Sarah Norcross, Director of PET, said:
“The UK was the first country to legislate for the clinical use of mitochondrial donation. The relevant law was passed only after many years of careful research, assessment and deliberation. Even then, it was decided that use of this technology would be permitted by the regulator only on a case-by-case basis.
“This measured approach was and is appropriate, given the relative novelty of this technology. News that a small number of babies with donated mitochondria have now been born in the UK is the next step, in what will probably remain a slow and cautious process of assessing and refining mitochondrial donation.
“The purpose of this technology is to give people a way of avoiding the transmission of debilitating mitochondrial disease to their children.
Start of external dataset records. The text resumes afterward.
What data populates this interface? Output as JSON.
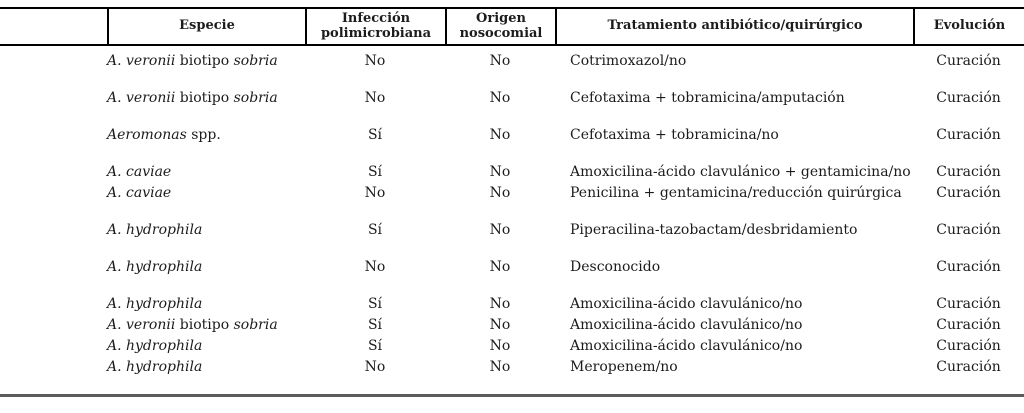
{
  "colors": {
    "background": "#ffffff",
    "text": "#1c1c1c",
    "header_rule": "#000000",
    "bottom_rule": "#5c5c5c"
  },
  "table": {
    "columns": [
      {
        "label": ""
      },
      {
        "label": "Especie"
      },
      {
        "label": "Infección polimicrobiana"
      },
      {
        "label": "Origen nosocomial"
      },
      {
        "label": "Tratamiento antibiótico/quirúrgico"
      },
      {
        "label": "Evolución"
      }
    ],
    "rows": [
      {
        "species": [
          {
            "t": "A. veronii",
            "i": true
          },
          {
            "t": " biotipo ",
            "i": false
          },
          {
            "t": "sobria",
            "i": true
          }
        ],
        "polymicrobial": "No",
        "nosocomial": "No",
        "treatment": "Cotrimoxazol/no",
        "outcome": "Curación",
        "gap_before": false
      },
      {
        "species": [
          {
            "t": "A. veronii",
            "i": true
          },
          {
            "t": " biotipo ",
            "i": false
          },
          {
            "t": "sobria",
            "i": true
          }
        ],
        "polymicrobial": "No",
        "nosocomial": "No",
        "treatment": "Cefotaxima + tobramicina/amputación",
        "outcome": "Curación",
        "gap_before": true
      },
      {
        "species": [
          {
            "t": "Aeromonas",
            "i": true
          },
          {
            "t": " spp.",
            "i": false
          }
        ],
        "polymicrobial": "Sí",
        "nosocomial": "No",
        "treatment": "Cefotaxima + tobramicina/no",
        "outcome": "Curación",
        "gap_before": true
      },
      {
        "species": [
          {
            "t": "A. caviae",
            "i": true
          }
        ],
        "polymicrobial": "Sí",
        "nosocomial": "No",
        "treatment": "Amoxicilina-ácido clavulánico + gentamicina/no",
        "outcome": "Curación",
        "gap_before": true
      },
      {
        "species": [
          {
            "t": "A. caviae",
            "i": true
          }
        ],
        "polymicrobial": "No",
        "nosocomial": "No",
        "treatment": "Penicilina + gentamicina/reducción quirúrgica",
        "outcome": "Curación",
        "gap_before": false
      },
      {
        "species": [
          {
            "t": "A. hydrophila",
            "i": true
          }
        ],
        "polymicrobial": "Sí",
        "nosocomial": "No",
        "treatment": "Piperacilina-tazobactam/desbridamiento",
        "outcome": "Curación",
        "gap_before": true
      },
      {
        "species": [
          {
            "t": "A. hydrophila",
            "i": true
          }
        ],
        "polymicrobial": "No",
        "nosocomial": "No",
        "treatment": "Desconocido",
        "outcome": "Curación",
        "gap_before": true
      },
      {
        "species": [
          {
            "t": "A. hydrophila",
            "i": true
          }
        ],
        "polymicrobial": "Sí",
        "nosocomial": "No",
        "treatment": "Amoxicilina-ácido clavulánico/no",
        "outcome": "Curación",
        "gap_before": true
      },
      {
        "species": [
          {
            "t": "A. veronii",
            "i": true
          },
          {
            "t": " biotipo ",
            "i": false
          },
          {
            "t": "sobria",
            "i": true
          }
        ],
        "polymicrobial": "Sí",
        "nosocomial": "No",
        "treatment": "Amoxicilina-ácido clavulánico/no",
        "outcome": "Curación",
        "gap_before": false
      },
      {
        "species": [
          {
            "t": "A. hydrophila",
            "i": true
          }
        ],
        "polymicrobial": "Sí",
        "nosocomial": "No",
        "treatment": "Amoxicilina-ácido clavulánico/no",
        "outcome": "Curación",
        "gap_before": false
      },
      {
        "species": [
          {
            "t": "A. hydrophila",
            "i": true
          }
        ],
        "polymicrobial": "No",
        "nosocomial": "No",
        "treatment": "Meropenem/no",
        "outcome": "Curación",
        "gap_before": false
      }
    ]
  }
}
Given the toll that such disease is likely to have taken on the first families who have made use of mitochondrial donation, it is especially important that the privacy of these families is respected.”
Peter Thompson, Chief Executive, HFEA, said:
“Mitochondrial donation treatment offers families with severe inherited mitochondrial illness the possibility of a healthy child. The UK was the first country in the world to allow mitochondrial donation treatment within a regulatory environment. The HFEA oversee a robust framework which ensures that mitochondrial donation is provided in a safe and ethical manner. All applications for treatment are assessed on an individual basis against the tests set out in the law and only after independent advice from experts. These are still early days for mitochondrial donation treatment and the HFEA continues to review clinical and scientific developments. More information can be found on the HFEA website.”
Declared interests
Dr David Clancy: “No DOIs.”
Prof Darren Griffin: “No COI.”
Prof Robin Lovell-Badge: “no financial conflicts of interest and I do not work on MRT. However, I have served on committees for the HFEA examining the likely safety and efficacy of MRT, and I am currently a member of the HFEA’s Scientific and Clinical Advances Advisory Committee, which will probably consider MRT again once there is published data.”
Sarah Norcross: PET – https://www.progress.org.uk/ – is a charity which improves choices for people affected by infertility and genetic conditions.
For all other experts, no reply to our request for DOIs was received.